How can we recognize, and learn from elders in our community? First, we need to realize that the teachings of our elders are EVERYWHERE. But, on a deeper level, we should recognize and weed out the messages that are human-centered and environmentally damaging. Bowers feels that part of this task falls on the teachers in our schools and universities. Bringing elders into a school can be challenging – yet rewarding – for the teachers, students and the elders themselves.

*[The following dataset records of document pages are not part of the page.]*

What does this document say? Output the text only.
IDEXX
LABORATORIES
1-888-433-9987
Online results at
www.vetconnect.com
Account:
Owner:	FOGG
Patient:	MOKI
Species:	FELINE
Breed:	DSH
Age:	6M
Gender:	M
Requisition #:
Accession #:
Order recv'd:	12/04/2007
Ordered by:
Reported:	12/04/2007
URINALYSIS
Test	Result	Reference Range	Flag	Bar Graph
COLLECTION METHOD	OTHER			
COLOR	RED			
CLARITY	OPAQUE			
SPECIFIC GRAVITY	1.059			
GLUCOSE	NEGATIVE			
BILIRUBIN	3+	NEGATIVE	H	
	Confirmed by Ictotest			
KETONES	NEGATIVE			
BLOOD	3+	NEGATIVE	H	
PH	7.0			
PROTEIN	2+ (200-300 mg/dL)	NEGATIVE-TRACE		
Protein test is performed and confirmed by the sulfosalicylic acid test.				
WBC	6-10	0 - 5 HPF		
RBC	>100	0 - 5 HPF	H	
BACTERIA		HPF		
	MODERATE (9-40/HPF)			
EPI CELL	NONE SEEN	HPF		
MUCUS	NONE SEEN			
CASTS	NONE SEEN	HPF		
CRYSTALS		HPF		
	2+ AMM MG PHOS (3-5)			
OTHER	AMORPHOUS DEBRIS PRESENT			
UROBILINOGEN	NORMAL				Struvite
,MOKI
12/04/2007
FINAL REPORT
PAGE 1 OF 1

Educators have shown that they can inspire us – they were at the forefront of removing gender bias from educational curricula; however, the task of recognizing ecologically responsible elders is even more daunting than finding female artists, scientists, etc. To find an appropriate elder, first look for someone that can communicate the link between human experience, culture and ecosystems through narratives, song and dance. Secondly, seek those that speak and model behavior in ways that help the young experience the connection between their own lives and the accumulated wisdom. And lastly, look for those that keep the past alive by upholding communal ceremonies and folk practices, as well as community practices that do not have an adverse effect on the environment.
Conservatism is another ideology that Bowers challenges us to rethink our ideas about. He says that conservatism is actually a complex and misunderstood belief system, and his brand of it is not represented by Jessie Helms and Rush Limbaugh. Conservatism should be rethought, the author states, because environmental ethics cannot be reconciled with the liberal emphasis on the rights of the individual. He stresses the need for a cultural/bio-conservatism that is concerned with the modes of community, agriculture, work and art that improve the quality of human life by living more in harmony with natural systems.
Cultural/bio conservatism involves some core beliefs and values that are shared by both primal cultures and contemporary thinkers. They include the following:
1.) an understanding of time that is in tune with the cycles of the different elements in nature. When we impose individual needs on other systems of life with longer life cycles, problems can result
2.) place-based knowledge
3.) an emphasis that is not anthropocentric
4.) a dependency upon a community’s elders to carry forward accumulated knowledge
In his final chapter Bowers discusses some of the existing educational models of community and environmental renewal, such as the Foxfire Curriculum, the Common Roots Program, and the Ecoliteracy Program. While he admits that none of them are perfect, he puts them forward as models that hold promise. The Foxfire Curriculum, for example, is one that he feels – if modified – could become an educational model that would connect community with environmental restoration. The challenge for the Common Roots Program, he admits, will be adapting it to urban situations. And the Ecoliteracy Program is a fledgling program, yet is built upon some superb principles: interdependence, sustainability, ecological cycles, partnership, and diversity.
While the author seems hesitant to admit any optimism, he does relate hopefulness about the future. He is confident that, once our culture realizes the danger we are headed towards, it will begin to change its metanarratives and patterns towards a new direction. I would strongly suggest that you make the effort to read this book – even though it may take several times through to grasp it all. The concepts he puts forward fashion the basis for a discussion that should be held – that needs to be held -- by teachers, educational administrators, academia, and anyone else interested in the possibilities of changing the foundations by which we live our lives and educate future generations.